First and foremost, a will is a way to make sure that your estate is handled the way you want it to be. You can leave money and property to whomever you choose and you can make arrangements for the care of your children, spouse, and other loved ones. You can ensure that the estate covers your funeral expenses or that the money is saved for your grandchildren’s college tuition. Your will is your chance to decide what happens to your property.
However, there are certain legal requirements that may override what you’ve put in your will. For example, your estate may be required to pay back your debts before distributing anything to the beneficiaries. If the estate is large enough to cover those debts, the remaining assets will be distributed according to your will. If not, the whole estate will go to your creditors. In many states, any remaining debt will simply disappear. However, California is a “community property” state, meaning that your spouse is responsible for any debts incurred after you got married.
California law may also affect how your spouse and children are treated after your death. Because California is a “community property” state, your spouse is entitled to half of anything you earn or buy after you get married – regardless of what you put in your will. You may also be required to leave part of your estate to your ex-spouse. If you intend to disinherit your spouse, you’ll need to clearly state that in your will. You’ll also have to show either that you provided for your spouse in some other way outside of the will, that a prenuptial agreement or divorce settlement changes what your spouse is entitled to, or that your spouse has consented to being disinherited. Cal. Prob. Code §§21610, 21611. Similar restrictions apply to disinheriting your children. Cal. Prob. Code §§21620, 21621. If you want to disinherit your spouse or children in your will, you’ll need to work with an experienced attorney to determine what your options are and how best to achieve your goals.

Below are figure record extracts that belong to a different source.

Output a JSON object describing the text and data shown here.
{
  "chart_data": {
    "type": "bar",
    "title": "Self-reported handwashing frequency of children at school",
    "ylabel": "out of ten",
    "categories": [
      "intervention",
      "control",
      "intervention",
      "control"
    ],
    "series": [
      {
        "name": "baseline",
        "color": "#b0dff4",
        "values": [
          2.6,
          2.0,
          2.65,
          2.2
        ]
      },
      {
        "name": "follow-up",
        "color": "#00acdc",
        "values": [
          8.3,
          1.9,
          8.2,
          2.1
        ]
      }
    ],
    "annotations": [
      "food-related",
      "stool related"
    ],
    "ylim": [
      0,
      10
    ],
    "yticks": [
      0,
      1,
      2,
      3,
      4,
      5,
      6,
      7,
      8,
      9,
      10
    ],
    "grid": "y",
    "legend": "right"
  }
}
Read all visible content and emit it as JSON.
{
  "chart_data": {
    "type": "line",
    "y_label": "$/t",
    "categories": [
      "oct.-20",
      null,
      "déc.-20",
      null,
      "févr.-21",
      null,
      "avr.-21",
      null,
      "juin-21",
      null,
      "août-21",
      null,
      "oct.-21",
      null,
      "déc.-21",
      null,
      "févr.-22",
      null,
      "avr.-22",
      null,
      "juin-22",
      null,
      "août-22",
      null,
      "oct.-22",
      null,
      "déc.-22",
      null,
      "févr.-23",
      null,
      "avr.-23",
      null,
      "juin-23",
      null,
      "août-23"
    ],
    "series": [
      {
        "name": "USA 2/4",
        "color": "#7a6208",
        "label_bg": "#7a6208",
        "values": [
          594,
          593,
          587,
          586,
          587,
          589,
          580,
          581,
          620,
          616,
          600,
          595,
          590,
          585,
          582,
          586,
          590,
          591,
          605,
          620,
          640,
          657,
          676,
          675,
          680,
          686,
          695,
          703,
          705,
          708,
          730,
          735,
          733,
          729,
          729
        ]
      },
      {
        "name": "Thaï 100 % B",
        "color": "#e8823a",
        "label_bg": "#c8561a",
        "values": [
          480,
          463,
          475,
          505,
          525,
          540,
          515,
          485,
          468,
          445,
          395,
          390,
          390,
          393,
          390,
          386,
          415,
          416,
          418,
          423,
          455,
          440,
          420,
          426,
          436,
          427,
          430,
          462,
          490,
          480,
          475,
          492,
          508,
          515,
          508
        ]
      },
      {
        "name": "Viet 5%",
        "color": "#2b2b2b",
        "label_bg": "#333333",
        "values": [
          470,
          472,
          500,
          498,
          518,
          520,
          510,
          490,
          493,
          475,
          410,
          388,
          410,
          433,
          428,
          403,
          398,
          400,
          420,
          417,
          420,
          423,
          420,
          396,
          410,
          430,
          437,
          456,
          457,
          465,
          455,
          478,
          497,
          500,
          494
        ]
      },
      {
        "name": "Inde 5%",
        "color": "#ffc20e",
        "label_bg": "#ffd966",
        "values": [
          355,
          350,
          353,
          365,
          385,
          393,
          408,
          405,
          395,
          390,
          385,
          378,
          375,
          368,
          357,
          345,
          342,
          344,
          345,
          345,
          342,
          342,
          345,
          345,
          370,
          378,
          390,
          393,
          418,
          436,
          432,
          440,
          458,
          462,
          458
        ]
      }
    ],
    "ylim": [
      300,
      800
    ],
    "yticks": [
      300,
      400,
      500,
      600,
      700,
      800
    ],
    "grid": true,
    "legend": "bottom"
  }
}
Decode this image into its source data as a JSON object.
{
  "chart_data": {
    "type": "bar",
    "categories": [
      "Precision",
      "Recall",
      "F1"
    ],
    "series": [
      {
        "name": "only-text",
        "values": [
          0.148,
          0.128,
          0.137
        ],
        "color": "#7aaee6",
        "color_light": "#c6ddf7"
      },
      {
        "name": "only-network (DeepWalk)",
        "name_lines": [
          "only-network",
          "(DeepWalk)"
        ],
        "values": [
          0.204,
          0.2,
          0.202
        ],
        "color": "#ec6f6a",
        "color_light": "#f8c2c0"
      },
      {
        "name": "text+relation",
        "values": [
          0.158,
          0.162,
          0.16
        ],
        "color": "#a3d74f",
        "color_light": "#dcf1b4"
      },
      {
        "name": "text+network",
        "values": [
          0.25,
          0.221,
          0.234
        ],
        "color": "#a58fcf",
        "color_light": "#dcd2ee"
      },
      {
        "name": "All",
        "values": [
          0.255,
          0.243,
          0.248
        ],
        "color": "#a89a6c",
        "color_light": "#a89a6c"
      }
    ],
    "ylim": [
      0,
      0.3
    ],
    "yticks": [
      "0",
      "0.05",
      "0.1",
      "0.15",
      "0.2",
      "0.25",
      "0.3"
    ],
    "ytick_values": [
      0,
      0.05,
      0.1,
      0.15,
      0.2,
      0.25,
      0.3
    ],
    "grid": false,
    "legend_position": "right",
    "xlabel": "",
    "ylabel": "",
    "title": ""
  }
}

What If I Don’t Have A Will?
If you don’t have a will, California’s “intestacy” laws will determine what happens to your estate. Generally, your spouse and children will receive the proceeds from your estate by default. If you have no spouse or children, the law will move on to your next closest relatives – parents, grandchildren, your spouse’s family, etc. The court will appoint someone to act as the executor of your estate and they’ll manage the payment of any debts and the distribution of any assets to your family members. If you have no family members by blood or marriage and no will, the state will claim your estate.
Managing Wills And Estates
When you think of estate planning, a will is probably the first thing to come to mind. It’s an important tool in your estate planning arsenal and a way to make sure that your family and loved ones are cared for. Some wills and estates are simple and a few forms are enough to manage them, but others are more complicated and require the help of an experienced California estate planning attorney. And remember – wills and estates aren’t just for retirees. Anyone can set up a simple will to direct the management of their estate in case of death, and it’s especially important if you have children or other dependents – you’ll have to choose a guardian and set up financial planning for them.
It can be uncomfortable to plan out what’s going to happen to your property after you’re gone, but thinking about it in advance and creating a will can save your family a lot of time and trouble trying to figure out what you may have wanted.